Malinconia.
Una parola che racchiude in sé molteplici sfumature, che possono variare di intensità a seconda di come la si interpreta, o la si vive. Fondamentalmente uno stato dell'anima, la malinconia può nascere da un vuoto, da una mancanza, un qualcosa a cui si tende ma che al momento risulta irraggiungibile. Può essere intrisa di un sapore nostalgico, a volte positivo, a volte negativo, a seconda dei ricordi che affiorano e che la rendono tale. Come stato dell'animo umano pertiene alla sfera della psiche, del personale, ed è difficilmente traducibile in parole.
Esistono però catalizzatori di tali stati emozionali, e la musica è uno dei più forti che mi viene in mente. Ciclicamente scopro un disco che fa riaffiorare emozioni più forti di altri, e che, dopo pochi ascolti, mi lega ad esso per momenti che sembrano eterni. L'ultimo di questi è l'unico edito nel 1969 dai Gandalf.

Uscito dopo lo scioglimento del gruppo (il cui nome originario era The Rahgoos), l'album è stato per anni fuori produzione, prima che gli archeologi dell'etichetta Sundazed lo ripubblicassero due anni fa.

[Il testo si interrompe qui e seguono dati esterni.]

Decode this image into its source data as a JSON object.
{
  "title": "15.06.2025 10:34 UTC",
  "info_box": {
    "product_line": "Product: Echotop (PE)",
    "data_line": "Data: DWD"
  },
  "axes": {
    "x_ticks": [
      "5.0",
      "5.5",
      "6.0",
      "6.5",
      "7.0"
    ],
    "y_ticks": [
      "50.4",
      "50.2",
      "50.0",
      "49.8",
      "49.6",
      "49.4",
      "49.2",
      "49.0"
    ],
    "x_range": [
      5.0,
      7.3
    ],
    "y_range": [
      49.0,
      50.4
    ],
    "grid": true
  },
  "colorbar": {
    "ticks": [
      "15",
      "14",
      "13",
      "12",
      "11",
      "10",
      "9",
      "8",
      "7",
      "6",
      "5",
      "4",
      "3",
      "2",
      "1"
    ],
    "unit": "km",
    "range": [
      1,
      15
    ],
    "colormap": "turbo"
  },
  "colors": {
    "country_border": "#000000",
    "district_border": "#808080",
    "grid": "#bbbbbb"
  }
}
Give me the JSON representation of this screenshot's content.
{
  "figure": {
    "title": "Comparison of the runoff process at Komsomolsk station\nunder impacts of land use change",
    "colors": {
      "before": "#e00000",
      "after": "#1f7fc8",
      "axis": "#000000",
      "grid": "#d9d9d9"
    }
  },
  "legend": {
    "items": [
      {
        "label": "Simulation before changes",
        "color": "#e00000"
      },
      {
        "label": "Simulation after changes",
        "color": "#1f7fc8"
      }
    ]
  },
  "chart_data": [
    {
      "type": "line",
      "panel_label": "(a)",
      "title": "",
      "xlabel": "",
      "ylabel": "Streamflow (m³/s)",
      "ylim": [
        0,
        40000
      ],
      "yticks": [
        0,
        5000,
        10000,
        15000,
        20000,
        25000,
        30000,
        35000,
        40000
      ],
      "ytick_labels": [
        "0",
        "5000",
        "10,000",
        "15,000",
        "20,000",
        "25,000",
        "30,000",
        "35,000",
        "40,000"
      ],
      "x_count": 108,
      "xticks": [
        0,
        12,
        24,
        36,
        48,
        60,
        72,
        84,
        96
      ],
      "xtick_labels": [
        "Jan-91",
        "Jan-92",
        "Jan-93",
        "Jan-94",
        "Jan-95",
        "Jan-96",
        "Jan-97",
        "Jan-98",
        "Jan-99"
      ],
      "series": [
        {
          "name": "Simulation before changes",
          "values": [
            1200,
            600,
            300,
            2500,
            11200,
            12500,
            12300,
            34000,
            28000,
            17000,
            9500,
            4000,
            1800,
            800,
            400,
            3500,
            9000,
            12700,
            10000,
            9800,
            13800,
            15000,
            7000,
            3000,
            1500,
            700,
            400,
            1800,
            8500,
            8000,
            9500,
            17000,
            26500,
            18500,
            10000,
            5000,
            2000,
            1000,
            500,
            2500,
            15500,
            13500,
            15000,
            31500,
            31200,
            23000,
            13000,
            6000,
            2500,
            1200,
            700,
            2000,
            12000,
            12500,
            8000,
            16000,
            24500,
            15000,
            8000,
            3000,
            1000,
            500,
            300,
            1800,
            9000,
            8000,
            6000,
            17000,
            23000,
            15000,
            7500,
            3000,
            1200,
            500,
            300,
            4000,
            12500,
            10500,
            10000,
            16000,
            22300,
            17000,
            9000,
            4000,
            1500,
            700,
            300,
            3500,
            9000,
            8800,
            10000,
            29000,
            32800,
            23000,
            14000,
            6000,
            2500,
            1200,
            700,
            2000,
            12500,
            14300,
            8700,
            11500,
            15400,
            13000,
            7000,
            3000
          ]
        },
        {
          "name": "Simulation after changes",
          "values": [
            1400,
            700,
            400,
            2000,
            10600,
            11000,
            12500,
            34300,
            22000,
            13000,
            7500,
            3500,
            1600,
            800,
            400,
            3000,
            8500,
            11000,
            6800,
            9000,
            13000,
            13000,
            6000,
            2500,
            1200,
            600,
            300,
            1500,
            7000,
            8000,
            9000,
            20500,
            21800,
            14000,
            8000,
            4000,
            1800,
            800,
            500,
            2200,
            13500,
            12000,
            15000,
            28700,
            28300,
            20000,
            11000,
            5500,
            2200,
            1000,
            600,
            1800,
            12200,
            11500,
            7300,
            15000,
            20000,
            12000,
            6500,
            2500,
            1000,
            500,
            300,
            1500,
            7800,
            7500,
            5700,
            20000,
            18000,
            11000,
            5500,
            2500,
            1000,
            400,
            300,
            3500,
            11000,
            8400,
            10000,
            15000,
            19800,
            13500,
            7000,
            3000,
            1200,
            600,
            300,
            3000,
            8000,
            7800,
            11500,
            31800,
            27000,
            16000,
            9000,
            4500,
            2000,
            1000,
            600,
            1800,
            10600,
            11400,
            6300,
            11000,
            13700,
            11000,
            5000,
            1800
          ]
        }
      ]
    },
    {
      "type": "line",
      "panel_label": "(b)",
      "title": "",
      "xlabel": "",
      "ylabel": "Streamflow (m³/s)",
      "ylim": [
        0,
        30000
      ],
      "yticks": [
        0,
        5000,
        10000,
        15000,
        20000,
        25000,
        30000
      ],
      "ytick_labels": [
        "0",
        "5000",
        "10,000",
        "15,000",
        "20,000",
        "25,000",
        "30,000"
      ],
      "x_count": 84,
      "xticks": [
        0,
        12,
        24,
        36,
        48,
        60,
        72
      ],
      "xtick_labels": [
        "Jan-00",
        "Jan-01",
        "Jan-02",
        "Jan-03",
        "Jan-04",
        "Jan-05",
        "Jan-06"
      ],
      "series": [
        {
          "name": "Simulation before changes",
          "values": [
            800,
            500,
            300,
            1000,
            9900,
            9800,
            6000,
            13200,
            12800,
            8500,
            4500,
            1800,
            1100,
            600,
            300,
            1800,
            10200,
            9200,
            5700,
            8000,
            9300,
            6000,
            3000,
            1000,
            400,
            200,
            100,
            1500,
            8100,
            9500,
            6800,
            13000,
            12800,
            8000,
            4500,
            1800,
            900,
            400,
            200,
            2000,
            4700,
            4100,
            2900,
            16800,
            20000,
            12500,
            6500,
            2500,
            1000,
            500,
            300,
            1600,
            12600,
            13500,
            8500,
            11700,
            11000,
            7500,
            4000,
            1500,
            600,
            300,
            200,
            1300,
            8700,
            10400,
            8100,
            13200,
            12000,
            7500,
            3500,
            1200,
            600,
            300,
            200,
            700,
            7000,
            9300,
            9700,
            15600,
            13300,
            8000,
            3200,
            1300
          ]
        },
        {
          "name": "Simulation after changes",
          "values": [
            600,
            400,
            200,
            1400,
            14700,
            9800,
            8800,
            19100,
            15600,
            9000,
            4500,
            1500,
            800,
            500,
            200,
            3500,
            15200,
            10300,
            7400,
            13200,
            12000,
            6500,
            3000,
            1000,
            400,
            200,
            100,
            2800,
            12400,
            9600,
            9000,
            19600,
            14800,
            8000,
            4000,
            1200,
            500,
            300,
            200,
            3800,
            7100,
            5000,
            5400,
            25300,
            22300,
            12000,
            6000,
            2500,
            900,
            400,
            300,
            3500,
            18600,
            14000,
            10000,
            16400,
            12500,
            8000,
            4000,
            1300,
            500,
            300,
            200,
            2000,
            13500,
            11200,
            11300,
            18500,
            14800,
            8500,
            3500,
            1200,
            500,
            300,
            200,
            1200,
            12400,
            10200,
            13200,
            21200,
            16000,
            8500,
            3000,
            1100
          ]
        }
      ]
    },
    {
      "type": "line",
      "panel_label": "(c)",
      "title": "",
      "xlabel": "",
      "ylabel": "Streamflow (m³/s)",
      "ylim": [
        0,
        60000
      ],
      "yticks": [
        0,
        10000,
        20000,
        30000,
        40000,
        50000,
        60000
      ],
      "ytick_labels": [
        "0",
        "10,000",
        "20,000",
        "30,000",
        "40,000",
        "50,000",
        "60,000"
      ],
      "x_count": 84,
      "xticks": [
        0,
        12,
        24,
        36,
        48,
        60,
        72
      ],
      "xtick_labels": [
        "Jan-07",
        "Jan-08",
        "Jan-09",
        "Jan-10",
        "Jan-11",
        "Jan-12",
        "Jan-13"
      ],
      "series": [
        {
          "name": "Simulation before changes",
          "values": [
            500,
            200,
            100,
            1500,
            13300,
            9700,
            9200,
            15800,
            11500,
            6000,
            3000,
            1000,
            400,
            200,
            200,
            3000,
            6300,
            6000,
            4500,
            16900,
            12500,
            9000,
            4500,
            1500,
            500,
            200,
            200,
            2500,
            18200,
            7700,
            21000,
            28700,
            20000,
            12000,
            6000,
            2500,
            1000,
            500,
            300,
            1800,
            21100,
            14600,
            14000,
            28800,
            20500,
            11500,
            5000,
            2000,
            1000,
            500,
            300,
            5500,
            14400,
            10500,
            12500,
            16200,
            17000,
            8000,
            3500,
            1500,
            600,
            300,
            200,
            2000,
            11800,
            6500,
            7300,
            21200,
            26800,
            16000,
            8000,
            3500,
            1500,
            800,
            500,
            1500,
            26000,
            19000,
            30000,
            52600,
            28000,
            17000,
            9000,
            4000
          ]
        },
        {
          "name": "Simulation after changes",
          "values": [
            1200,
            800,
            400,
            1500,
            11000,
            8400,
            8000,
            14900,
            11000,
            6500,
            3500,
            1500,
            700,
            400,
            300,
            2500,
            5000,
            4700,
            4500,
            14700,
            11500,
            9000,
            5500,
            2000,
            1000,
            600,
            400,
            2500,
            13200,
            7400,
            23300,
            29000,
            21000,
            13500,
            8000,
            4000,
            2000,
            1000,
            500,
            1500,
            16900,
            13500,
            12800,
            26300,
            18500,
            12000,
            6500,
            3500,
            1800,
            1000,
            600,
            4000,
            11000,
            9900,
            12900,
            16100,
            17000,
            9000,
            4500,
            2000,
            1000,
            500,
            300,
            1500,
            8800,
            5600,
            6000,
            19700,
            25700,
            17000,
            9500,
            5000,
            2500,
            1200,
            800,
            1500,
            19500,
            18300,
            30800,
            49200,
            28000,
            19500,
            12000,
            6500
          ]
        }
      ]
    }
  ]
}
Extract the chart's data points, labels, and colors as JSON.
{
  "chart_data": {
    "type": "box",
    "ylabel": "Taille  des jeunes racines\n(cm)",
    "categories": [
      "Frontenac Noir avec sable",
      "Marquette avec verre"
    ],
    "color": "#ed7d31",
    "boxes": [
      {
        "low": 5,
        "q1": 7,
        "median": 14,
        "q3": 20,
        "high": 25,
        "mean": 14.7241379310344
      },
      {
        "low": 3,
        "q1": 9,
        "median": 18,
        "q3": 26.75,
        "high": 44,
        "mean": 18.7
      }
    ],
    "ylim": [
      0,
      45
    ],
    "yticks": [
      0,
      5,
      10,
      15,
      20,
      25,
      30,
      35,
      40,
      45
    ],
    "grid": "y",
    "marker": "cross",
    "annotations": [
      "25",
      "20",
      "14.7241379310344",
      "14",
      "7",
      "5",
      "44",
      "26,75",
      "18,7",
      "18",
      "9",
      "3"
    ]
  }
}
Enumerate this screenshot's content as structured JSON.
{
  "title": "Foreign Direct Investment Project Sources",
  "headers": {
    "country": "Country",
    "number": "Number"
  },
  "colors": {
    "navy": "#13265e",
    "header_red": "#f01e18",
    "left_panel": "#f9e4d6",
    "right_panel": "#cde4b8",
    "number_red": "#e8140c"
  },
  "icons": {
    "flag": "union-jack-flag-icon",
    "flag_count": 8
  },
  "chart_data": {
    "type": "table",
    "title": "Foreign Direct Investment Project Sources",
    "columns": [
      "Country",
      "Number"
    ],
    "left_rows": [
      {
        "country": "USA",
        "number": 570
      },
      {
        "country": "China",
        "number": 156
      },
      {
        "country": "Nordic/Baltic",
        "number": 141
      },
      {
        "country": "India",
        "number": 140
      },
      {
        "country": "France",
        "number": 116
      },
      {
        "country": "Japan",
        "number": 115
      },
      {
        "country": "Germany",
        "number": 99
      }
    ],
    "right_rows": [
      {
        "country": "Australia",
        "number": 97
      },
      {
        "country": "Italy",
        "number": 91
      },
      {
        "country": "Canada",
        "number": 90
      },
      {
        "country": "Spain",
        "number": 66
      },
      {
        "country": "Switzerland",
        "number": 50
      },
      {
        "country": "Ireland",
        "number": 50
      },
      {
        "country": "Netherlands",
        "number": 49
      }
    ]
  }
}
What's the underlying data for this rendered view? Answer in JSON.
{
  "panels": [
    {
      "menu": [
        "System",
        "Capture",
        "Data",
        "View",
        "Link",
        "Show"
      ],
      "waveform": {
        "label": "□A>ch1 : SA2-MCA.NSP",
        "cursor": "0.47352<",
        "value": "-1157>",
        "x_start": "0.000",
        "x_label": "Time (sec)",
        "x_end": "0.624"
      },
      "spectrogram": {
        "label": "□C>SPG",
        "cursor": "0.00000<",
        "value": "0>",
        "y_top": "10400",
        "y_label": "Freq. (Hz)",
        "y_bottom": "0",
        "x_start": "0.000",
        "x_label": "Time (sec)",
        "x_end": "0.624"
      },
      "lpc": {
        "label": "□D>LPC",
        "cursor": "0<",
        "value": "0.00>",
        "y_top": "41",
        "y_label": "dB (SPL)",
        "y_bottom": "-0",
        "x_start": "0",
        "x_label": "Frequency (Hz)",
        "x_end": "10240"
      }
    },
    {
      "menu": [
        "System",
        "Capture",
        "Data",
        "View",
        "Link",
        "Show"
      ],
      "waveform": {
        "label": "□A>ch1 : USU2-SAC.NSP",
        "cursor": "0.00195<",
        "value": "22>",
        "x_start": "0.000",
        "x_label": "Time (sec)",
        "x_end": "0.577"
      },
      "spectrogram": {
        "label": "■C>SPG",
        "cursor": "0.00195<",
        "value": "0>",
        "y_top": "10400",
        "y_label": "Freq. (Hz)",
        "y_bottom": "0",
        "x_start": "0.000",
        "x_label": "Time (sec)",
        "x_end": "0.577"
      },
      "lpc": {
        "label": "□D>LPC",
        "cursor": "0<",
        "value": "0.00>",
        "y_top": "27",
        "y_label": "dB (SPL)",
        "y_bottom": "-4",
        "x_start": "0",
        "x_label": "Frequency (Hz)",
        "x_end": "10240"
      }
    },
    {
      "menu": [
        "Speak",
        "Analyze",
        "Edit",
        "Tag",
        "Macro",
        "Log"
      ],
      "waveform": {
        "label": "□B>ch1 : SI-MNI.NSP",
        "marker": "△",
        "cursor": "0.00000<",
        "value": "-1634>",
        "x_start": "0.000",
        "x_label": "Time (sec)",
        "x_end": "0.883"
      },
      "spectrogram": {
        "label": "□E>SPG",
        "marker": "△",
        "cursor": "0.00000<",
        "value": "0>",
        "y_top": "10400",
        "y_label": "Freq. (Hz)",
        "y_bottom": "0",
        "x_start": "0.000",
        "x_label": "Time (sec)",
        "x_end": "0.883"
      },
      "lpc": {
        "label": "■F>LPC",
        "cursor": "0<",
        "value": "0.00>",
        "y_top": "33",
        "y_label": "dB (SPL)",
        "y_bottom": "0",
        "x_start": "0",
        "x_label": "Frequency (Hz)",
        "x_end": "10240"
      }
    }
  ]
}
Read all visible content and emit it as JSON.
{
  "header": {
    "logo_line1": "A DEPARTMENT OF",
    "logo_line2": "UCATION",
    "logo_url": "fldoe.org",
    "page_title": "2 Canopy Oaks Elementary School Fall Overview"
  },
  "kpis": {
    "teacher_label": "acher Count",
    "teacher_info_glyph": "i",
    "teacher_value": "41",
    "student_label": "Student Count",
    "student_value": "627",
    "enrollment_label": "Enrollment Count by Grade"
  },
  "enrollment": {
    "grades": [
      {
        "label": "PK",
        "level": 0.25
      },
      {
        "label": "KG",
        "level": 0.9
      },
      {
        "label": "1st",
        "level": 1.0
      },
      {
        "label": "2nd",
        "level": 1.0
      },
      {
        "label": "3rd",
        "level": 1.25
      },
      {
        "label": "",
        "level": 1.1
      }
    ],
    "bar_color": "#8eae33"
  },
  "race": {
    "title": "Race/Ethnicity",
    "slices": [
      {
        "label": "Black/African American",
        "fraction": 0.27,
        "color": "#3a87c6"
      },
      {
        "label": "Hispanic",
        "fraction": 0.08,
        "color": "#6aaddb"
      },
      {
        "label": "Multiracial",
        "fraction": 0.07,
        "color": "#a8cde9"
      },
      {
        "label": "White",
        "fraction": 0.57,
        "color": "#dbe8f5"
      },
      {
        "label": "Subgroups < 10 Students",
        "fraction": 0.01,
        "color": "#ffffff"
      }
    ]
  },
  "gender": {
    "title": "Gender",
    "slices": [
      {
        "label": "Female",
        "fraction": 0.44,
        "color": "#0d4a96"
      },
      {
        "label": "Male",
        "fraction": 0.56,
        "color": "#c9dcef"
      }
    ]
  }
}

In questi 32 minuti non vi è traccia di Hobbit, né di Sauron, nè di Gran Burrone, né tantomeno, musicalmente parlando, di suite chilometriche stile progressive. Grazie a poche ingegnose scelte strumentali (un echobox applicato alla voce del cantante Peter Sando, un utilizzo pacato degli archi e un Hammond B3 a cadenzare il tutto) i nostri crearono un lavoro di rara bellezza lirica e psichedelica. Una psichedelia che si scostava dalle produzioni del tempo, anche per la scelta di suonare pezzi altrui, e che non si perdeva in divagazioni strumentali, ma evocava con la sua semplicità immagini ed emozioni vivissime.
Sentire per credere l'iniziale Golden Earrings (in cui si può scambiare Sando per un giovane Plant), formalmente classica, ma con un retrogusto misterioso ed epico. O Hang On To A Dream, piena di echi e riverberi, in cui un Hammond doorsiano ci culla per poi esplodere veemente in primo piano. Ma è la voce di Sando il punto di forza dell'album, l'elemento catalizzatore delle emozioni che provo e spero qualcun altro abbia provato prima di me.

Alla fine della tormentata Watch The Moon (una delle due canzoni originali del gruppo), mi ritrovo con la sigaretta in bocca a guardare dal terrazzo il cielo opaco di Tokyo, sapendo che la malinconia passerà e che la luna si trasformerà in un viso biondo e sorridente.